Hello, my name is Pam Kennebrew, and I work with the Philadelphia Unemployment Project—a membership organization of low-wage workers and the unemployed that started in 1975.
My job is to work with people who are having trouble making their mortgage payments. Sometimes this is because of a job loss or illness. These days, more often it's because the loan was bad from the beginning. Many abusive loans come with excessive fees, and behind most excessive fees I see, there's a mortgage broker.
One case I'm working on now involves a mortgage for a 65-year-old retiree named Helen Schiffler.
When Ms. Schiffler refinanced her mortgage, a mortgage broker persuaded her to borrow more than she wanted to borrow at an interest rate of 12%. When that rate went up, Ms. Schiffler didn't even know it was an adjustable—she thought it was fixed.

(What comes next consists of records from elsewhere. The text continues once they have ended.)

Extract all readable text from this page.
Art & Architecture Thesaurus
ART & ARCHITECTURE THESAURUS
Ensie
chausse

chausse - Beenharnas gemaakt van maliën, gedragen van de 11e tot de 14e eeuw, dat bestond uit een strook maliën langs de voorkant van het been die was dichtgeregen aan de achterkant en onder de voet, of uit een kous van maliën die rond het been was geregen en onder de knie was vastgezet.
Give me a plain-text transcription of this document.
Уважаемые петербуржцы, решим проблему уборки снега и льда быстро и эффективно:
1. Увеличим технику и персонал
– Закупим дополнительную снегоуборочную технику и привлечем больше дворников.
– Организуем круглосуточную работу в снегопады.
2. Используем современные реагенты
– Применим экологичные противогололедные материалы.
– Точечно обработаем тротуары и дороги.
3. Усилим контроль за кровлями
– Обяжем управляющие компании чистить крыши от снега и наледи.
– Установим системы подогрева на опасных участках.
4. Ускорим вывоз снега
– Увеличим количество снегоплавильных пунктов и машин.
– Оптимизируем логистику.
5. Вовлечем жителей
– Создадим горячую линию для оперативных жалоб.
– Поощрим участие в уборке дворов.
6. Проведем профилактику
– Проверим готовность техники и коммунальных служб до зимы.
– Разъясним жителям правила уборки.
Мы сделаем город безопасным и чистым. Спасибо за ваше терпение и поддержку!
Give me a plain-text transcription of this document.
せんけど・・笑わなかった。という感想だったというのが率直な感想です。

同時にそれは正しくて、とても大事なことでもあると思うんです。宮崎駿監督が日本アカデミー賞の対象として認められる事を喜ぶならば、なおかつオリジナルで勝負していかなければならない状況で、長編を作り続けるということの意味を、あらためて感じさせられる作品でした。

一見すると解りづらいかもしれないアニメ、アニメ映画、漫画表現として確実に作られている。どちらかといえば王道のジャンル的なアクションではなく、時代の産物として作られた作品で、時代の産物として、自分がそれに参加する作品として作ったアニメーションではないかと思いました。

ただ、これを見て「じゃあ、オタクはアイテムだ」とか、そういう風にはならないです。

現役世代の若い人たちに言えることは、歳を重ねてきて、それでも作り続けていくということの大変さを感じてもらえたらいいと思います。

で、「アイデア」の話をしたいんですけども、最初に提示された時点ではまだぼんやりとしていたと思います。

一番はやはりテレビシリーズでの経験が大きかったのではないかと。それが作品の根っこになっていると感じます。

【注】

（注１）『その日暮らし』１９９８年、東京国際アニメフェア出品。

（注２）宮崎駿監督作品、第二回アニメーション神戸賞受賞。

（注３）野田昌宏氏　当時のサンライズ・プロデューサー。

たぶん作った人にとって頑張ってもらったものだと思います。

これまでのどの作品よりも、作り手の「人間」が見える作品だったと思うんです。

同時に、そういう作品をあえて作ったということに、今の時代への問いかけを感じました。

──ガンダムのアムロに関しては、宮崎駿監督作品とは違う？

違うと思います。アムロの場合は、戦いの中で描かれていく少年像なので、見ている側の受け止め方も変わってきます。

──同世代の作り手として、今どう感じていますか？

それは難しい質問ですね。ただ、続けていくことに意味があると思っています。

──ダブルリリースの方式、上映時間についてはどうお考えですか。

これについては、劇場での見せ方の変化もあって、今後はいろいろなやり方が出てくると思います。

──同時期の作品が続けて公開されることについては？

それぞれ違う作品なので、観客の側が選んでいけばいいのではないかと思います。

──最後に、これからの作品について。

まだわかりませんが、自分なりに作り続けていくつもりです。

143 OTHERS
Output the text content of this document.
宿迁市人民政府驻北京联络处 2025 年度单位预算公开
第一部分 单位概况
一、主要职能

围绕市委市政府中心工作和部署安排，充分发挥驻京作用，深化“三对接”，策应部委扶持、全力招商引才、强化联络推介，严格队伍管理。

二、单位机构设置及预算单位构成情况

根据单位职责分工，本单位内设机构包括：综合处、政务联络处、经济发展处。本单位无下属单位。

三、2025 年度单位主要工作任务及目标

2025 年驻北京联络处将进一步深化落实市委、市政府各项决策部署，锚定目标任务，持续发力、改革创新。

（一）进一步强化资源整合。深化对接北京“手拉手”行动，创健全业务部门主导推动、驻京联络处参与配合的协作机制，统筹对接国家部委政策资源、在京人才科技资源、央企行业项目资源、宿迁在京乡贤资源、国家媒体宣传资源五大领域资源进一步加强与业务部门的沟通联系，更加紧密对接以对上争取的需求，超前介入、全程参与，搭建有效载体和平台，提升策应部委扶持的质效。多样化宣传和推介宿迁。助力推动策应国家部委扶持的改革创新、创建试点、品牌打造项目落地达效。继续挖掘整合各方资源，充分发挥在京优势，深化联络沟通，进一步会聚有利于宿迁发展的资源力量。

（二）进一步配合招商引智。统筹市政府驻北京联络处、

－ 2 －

The fees on Ms. Schiffler's loan amounted to $10,000—more than 10% of the loan amount, with most of the money going to the broker. The long list of charges included a yield-spread premium, plus some items I had never seen before. So even before Ms. began struggling with her mortgage payments, she had already lost thousands of dollars in equity.
My client did not seek this loan out: The broker approached her at a senior citizen center. He gained her trust and told her she was doing the right thing. Because he knew much more about mortgages than she did, she believed he was helping her. Now Ms. Schiffler owes more on the home that it is worth.
Thank you for the opportunity to speak today. I hope this research will shed light on abusive broker charges and help people who—if they only have a decent loan—could be secure and responsible homeowners.